|Launch mass||2,100 kg (4,600 lb)|
|Start of mission|
|Peripolar altitude||100 km|
|Apopolar altitude||50 km|
Luna 26 (Luna-Resurs-Orbiter) is a planned lunar polar orbiter, part of the Luna-Glob program, by the Russian space agency Roscosmos. In addition to its scientific role, the Luna 26 orbiter would also function as a telecomm relay between Earth and Russian landed assets. This mission was announced in November 2014, and its launch is planned for 2024 on a Soyuz-2 rocket.
The Luna 26 orbiter mission has been in planning since at least 2011. Originally it was envisioned to be launched to the Moon together with the lunar lander Luna 27 which will land on the South Pole–Aitken basin, an unexplored area on the far side of the Moon, but because of mass limitations, they will be launched separately.

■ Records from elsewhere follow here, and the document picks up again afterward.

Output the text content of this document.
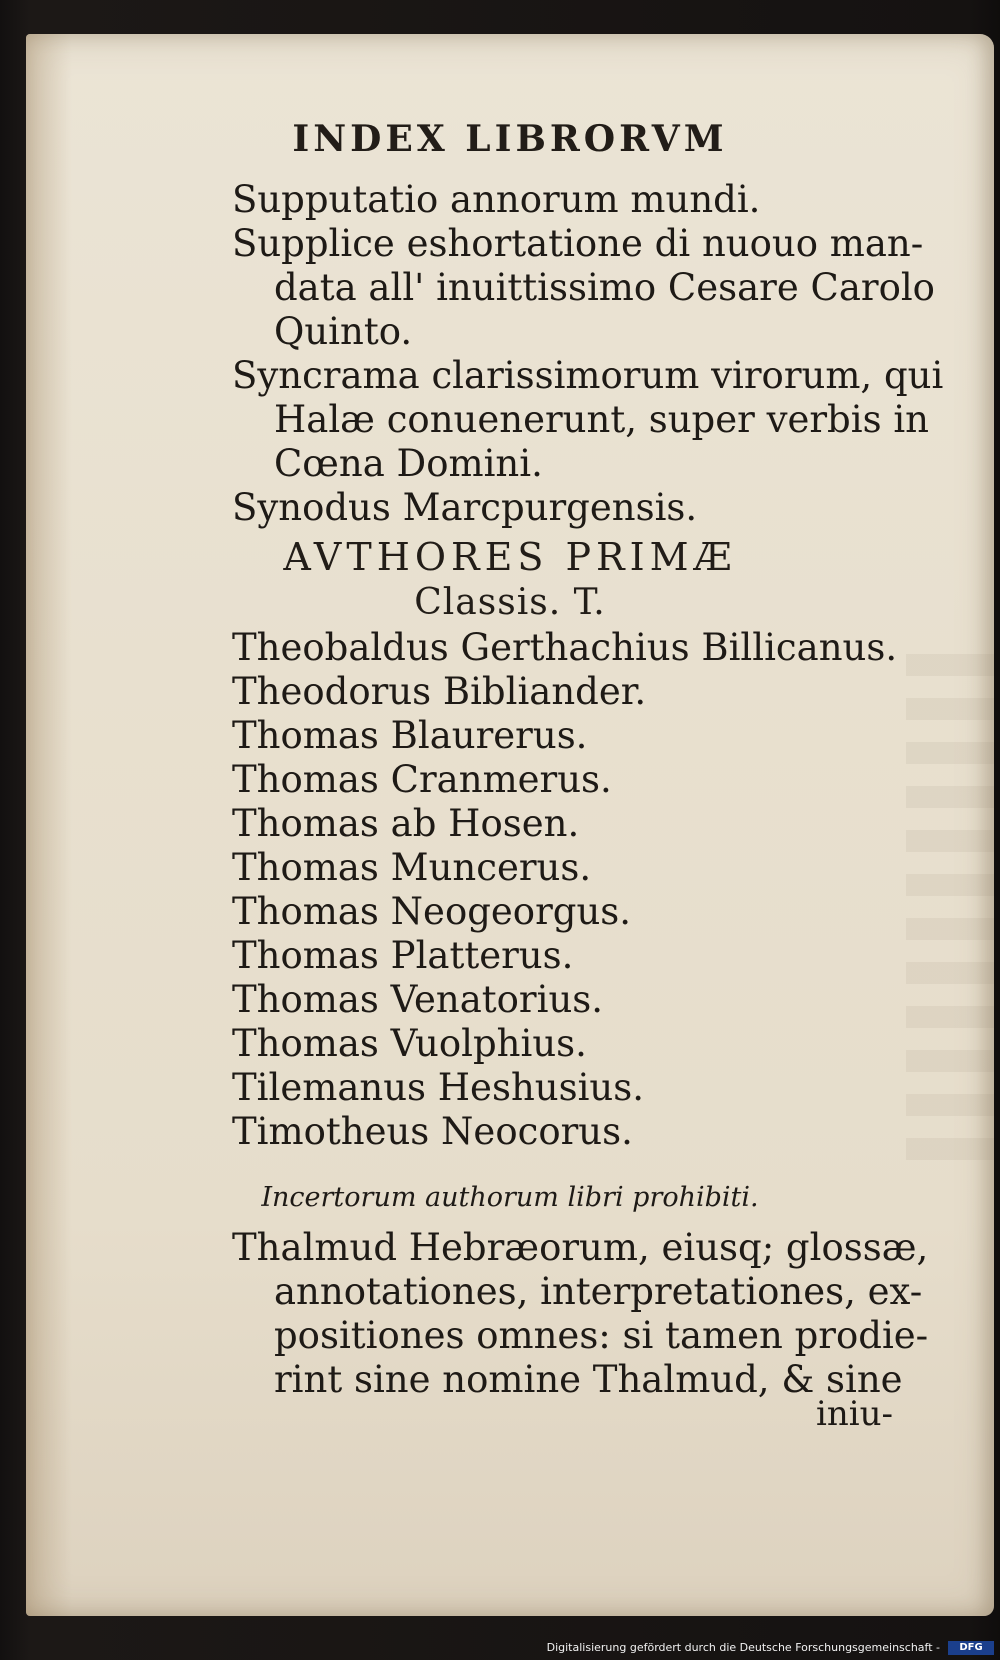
INDEX LIBRORVM
Supputatio annorum mundi.
Supplice eshortatione di nuouo man-
data all' inuittissimo Cesare Carolo
Quinto.
Syncrama clarissimorum virorum, qui
Halæ conuenerunt, super verbis in
Cœna Domini.
Synodus Marcpurgensis.
AVTHORES PRIMÆ
Classis. T.
Theobaldus Gerthachius Billicanus.
Theodorus Bibliander.
Thomas Blaurerus.
Thomas Cranmerus.
Thomas ab Hosen.
Thomas Muncerus.
Thomas Neogeorgus.
Thomas Platterus.
Thomas Venatorius.
Thomas Vuolphius.
Tilemanus Heshusius.
Timotheus Neocorus.
Incertorum authorum libri prohibiti.
Thalmud Hebræorum, eiusq; glossæ,
annotationes, interpretationes, ex-
positiones omnes: si tamen prodie-
rint sine nomine Thalmud, & sine
iniu-
Digitalisierung gefördert durch die Deutsche Forschungsgemeinschaft -	DFG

The orbiter's mass is about 2,100 kg.
The objective of the orbiter is to locate and quantify usable resources and materials that can be exploited by future landed missions. After completion of its primary mission, the spacecraft's orbit will be raised to about 500 km altitude to study cosmic rays.
The European Space Agency (ESA) will contribute to this and other Luna-Glob missions in the manner of communications, precision landing, hazard avoidance, drilling, sampling, sample analysis and ground support.
In September 2019, the China National Space Administration (CNSA) and Roscosmos signed two agreements on scientific cooperation and coordination between Luna 26 and the upcoming Chang'e 7 lunar polar orbiter.
The scientific payload on board the orbiter is composed of fourteen instruments that will be fabricated by Russia and by some European partners. The payload will study the lunar surface and the environment around the Moon, including the solar wind, and high-energy cosmic rays. The orbiter may carry some NASA instruments, or instruments from private USA companies. Luna 26 will also scout sites for the next Luna 27 landing mission.